I was drawing breath for a reply when Clint spoke. Repartee doesn’t flow easily when you’ve just survived a near fatal collision but Clint more than made up for my slowness.

‘That was really, really rude!’ he shouted at the top of his voice.

There was silence for a second and then Claverhouse and I began laughing simultaneously. I laughed until tears came and she did the same. We laughed from sheer relief at being alive rather than at the ridiculousness of Clint’s words which weren’t ridiculous at all.

‘What she said
was
really very, very rude
,’ Clint insisted in an injured tone.

‘You’re quite right, Clint,’ Claverhouse agreed, ‘we weren’t laughing at you and I’m extremely sorry for what I said. I was upset. Mr Cunane, I apologise.’

‘Apology accepted but how the hell do we get out of here? The van’s resting on the sliding door so we can’t leave the way we entered.’

‘We’ll have to wait for the two Ms to unlock the back door.’

‘Unlock?’

‘The back doors are fastened with a padlock on the outside.’

‘So we can’t get out unaided? Brilliant!’

‘This is a security van, Cunane. We can’t have people slipping out of the back door when they feel like it. We’ll just have to wait until the two Ms recover. They may be stunned or something.’

‘Two Ms, 3g belts,’ Clint said.

‘Who are the two M’s?’

‘Myers and Morgan of course, my security detail, you’ve already met them. The name’s an in joke. They’re in front.’

‘It may have escaped your notice but this place stinks of petrol and we need to get out now.’

‘Yes, can’t you rap on the glass or something to get their attention? They may be trying to contact HQ. I’m not getting out of this seat without medical help. I’ve sprained something badly. I’m sure my spine’s damaged.’

I released my belt, tumbled onto the side of the van, now the floor, and hauled myself upright. I banged on the internal partition which separated us from the front compartment. There was no response. I banged harder, still nothing.

I held the light from my watch close to the glass.

All it produced was an eerie red reflection of my own face.

Suddenly there was a stronger light. Clint had a small torch on his key chain. I say small but it was actually of near normal size for anyone else. He passed it to me.

I shone the light through the small observation port into the front cab. Myers and Morgan were still there, still belted into their seats but both thoroughly dead.

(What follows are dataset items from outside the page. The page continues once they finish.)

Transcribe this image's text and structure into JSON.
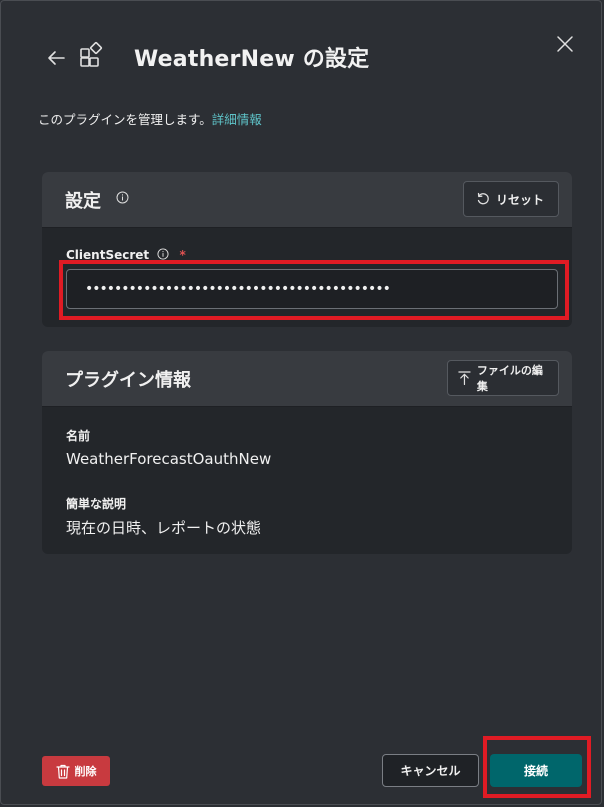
{
  "dialog": {
    "title": "WeatherNew の設定",
    "description": "このプラグインを管理します。",
    "learn_more": "詳細情報"
  },
  "settings": {
    "title": "設定",
    "reset_label": "リセット",
    "client_secret_label": "ClientSecret",
    "required_mark": "*",
    "client_secret_value": "••••••••••••••••••••••••••••••••••••••••••"
  },
  "plugin_info": {
    "title": "プラグイン情報",
    "edit_file_label": "ファイルの編集",
    "name_label": "名前",
    "name_value": "WeatherForecastOauthNew",
    "short_desc_label": "簡単な説明",
    "short_desc_value": "現在の日時、レポートの状態"
  },
  "footer": {
    "delete_label": "削除",
    "cancel_label": "キャンセル",
    "connect_label": "接続"
  },
  "colors": {
    "accent": "#00666b",
    "link": "#5fc4c9",
    "danger": "#c83a3f",
    "highlight": "#e01b24"
  },
  "icons": {
    "back": "arrow-left-icon",
    "plugin": "puzzle-blocks-icon",
    "close": "close-icon",
    "info": "info-icon",
    "reset": "reset-icon",
    "upload": "upload-icon",
    "delete": "trash-icon"
  }
}
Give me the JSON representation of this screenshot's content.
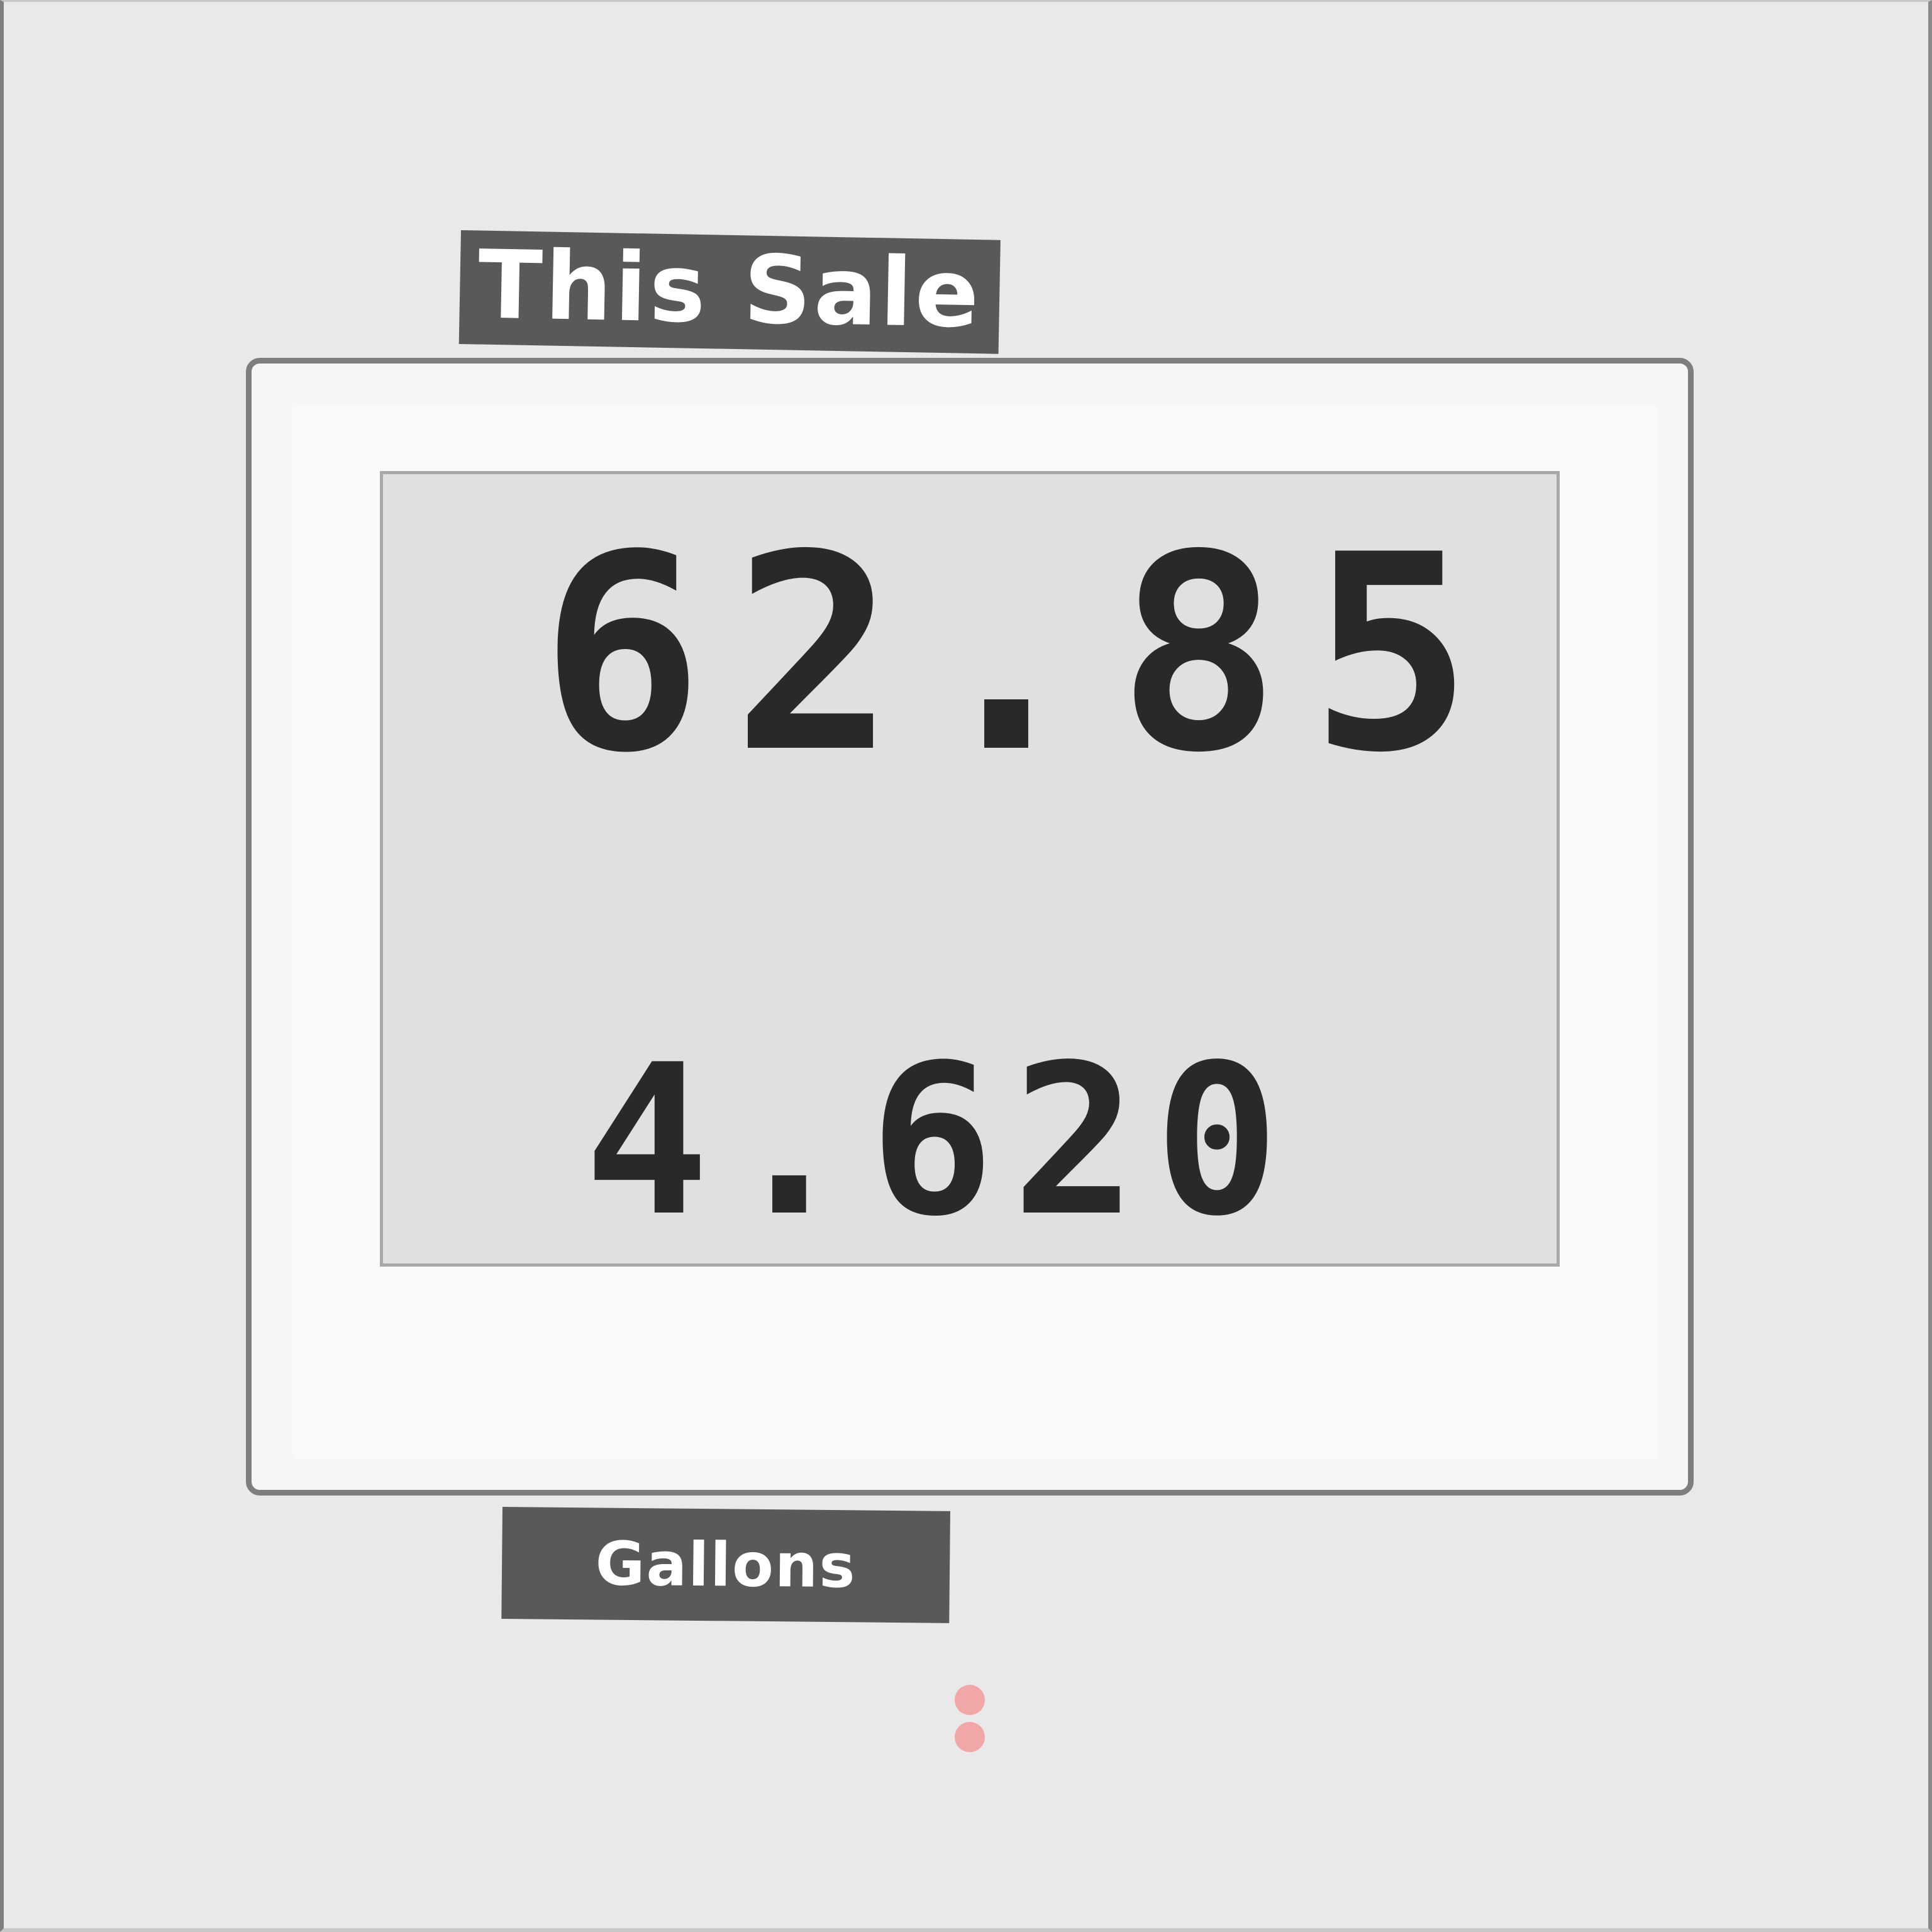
{
  "pump_display": {
    "sale_label": "This Sale",
    "sale_value": "62.85",
    "gallons_value": "4.620",
    "gallons_label": "Gallons"
  },
  "indicators": [
    {
      "name": "indicator-light-1",
      "color": "#f1a7a7"
    },
    {
      "name": "indicator-light-2",
      "color": "#f1a7a7"
    }
  ],
  "colors": {
    "label_plate": "#595959",
    "display_background": "#e0e0e0",
    "digits": "#292929",
    "panel_border": "#7e7e7e"
  }
}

The toughened, bullet proof window glass hadn’t been strong enough to prevent a section of motorway crash barrier entering their compartment. The unlucky driver’s head was smashed to a bleeding pulp with a large section of his brain exposed. The man in the passenger seat had received the full force of the twisted metal through his chest. Yes, I know crash barriers aren’t supposed to come loose but then you aren’t supposed to hit them with ram resistant bumpers are you? It was a ghoulish sight. Held by their belts at an unnatural angle, blood was draining out of their horrific wounds.